- Born: August 19, 1943
- Died: October 26, 2024 (aged 81)
- Education: Massachusetts Institute of Technology
- Occupations: writer and life extension advocate
- Spouse: Sandy Shaw ​(m. 1968)​
- Writing career
- Notable work: Life Extension: A Practical Scientific Approach

= Durk Pearson =

American writer and life extension advocate

Durk Pearson (August 19, 1943 – October 26, 2024) was a research scientist best known for coauthoring a series of books on longevity, beginning with Life Extension: A Practical Scientific Approach.

== Early life ==
While a student at the Massachusetts Institute of Technology, he was a member of the MIT Science Fiction Society and one of the writers for the early underground comic God Comics. Pearson graduated from MIT with a triple major in physics, biology, and psychology.

== Career ==
Pearson has patents in the area of oil shale and tar sands recovery, lasers, holography and supplement formulations. Pearson assisted with equipment design and experiments for NASA's Space Shuttle. Pearson is also an International Society for Testing and Failure Analysis honoree.

==Publications==
Pearson and his wife, Sandy Shaw, are the authors of Life Extension: A Practical Scientific Approach (ISBN 0-446-51229-X, Warner Books, 1982), The Life Extension Companion (Warner Books), The Life Extension Weight Loss Program, and Freedom of Informed Choice: FDA v. Nutrient Supplements, (Common Sense Press, 1993). The couple have written numerous articles on life extension, cognitive enhancement, anti-aging, weight loss, and other aspects of nutrition.

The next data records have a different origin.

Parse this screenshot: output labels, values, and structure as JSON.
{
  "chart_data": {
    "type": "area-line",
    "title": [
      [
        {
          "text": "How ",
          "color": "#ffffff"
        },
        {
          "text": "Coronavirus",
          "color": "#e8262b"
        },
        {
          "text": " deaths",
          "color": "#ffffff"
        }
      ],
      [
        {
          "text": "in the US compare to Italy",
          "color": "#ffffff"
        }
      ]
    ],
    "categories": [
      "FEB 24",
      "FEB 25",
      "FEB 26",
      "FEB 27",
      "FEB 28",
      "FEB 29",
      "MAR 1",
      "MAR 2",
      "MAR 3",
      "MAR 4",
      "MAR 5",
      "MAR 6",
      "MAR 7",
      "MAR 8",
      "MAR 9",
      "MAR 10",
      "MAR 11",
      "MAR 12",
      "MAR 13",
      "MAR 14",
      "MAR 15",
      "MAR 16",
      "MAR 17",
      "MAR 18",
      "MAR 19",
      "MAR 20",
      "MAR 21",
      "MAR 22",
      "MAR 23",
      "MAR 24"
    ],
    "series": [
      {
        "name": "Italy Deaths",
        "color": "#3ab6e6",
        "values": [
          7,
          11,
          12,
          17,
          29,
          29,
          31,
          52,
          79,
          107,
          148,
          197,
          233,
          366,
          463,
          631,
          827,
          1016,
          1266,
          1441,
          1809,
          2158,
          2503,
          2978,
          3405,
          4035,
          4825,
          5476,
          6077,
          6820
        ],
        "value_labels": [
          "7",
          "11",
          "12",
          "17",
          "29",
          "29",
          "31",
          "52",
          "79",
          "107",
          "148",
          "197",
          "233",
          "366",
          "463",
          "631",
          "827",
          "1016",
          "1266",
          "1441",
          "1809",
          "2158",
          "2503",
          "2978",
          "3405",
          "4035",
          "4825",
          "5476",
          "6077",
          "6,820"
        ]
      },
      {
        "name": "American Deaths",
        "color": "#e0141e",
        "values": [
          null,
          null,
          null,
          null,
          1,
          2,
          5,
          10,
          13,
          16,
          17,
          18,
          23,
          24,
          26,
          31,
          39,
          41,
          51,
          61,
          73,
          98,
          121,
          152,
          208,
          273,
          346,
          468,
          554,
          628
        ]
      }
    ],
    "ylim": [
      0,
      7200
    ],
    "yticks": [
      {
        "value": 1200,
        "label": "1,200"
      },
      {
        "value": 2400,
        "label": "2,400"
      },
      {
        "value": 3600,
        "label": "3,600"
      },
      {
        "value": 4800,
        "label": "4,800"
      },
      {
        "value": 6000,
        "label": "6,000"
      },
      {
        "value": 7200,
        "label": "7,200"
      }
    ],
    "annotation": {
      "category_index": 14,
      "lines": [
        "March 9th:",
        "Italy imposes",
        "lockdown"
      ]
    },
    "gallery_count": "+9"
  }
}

==Television, film, and video==
Pearson and Shaw wrote, designed the stunts, and acted as technical advisors for a 1978 episode of The Wonderful World of Disney, called "Black Holes, Monsters That Eat Space and Time." They acted as scientific and technical advisors and received screen credits for the Clint Eastwood film Firefox. They received screen credits for acting as technical advisors for Douglas Trumbull's film Brainstorm, starring Christopher Walken and Natalie Wood. In 1988, Steve Sharon, Pearson, and Shaw wrote the thriller The Dead Pool, which was later sold to Warner Bros. and made into a film, once again starring Clint Eastwood, in his fifth and final appearance as “Dirty” Harry Callahan. Pearson and Shaw make a cameo appearance in the funeral scene. They are standing directly behind the bereaved.

==Court case on dietary supplements==
In a civil action, Pearson and Shaw challenged the constitutional validity of several U.S. Food and Drug Administration (FDA) regulations that require sellers of dietary supplements to obtain FDA authorization before labeling such supplements with "health claims." In ruling against the FDA, the U.S. Court of Appeals for the District of Columbia found that the supplement health claims were constitutionally protected free speech.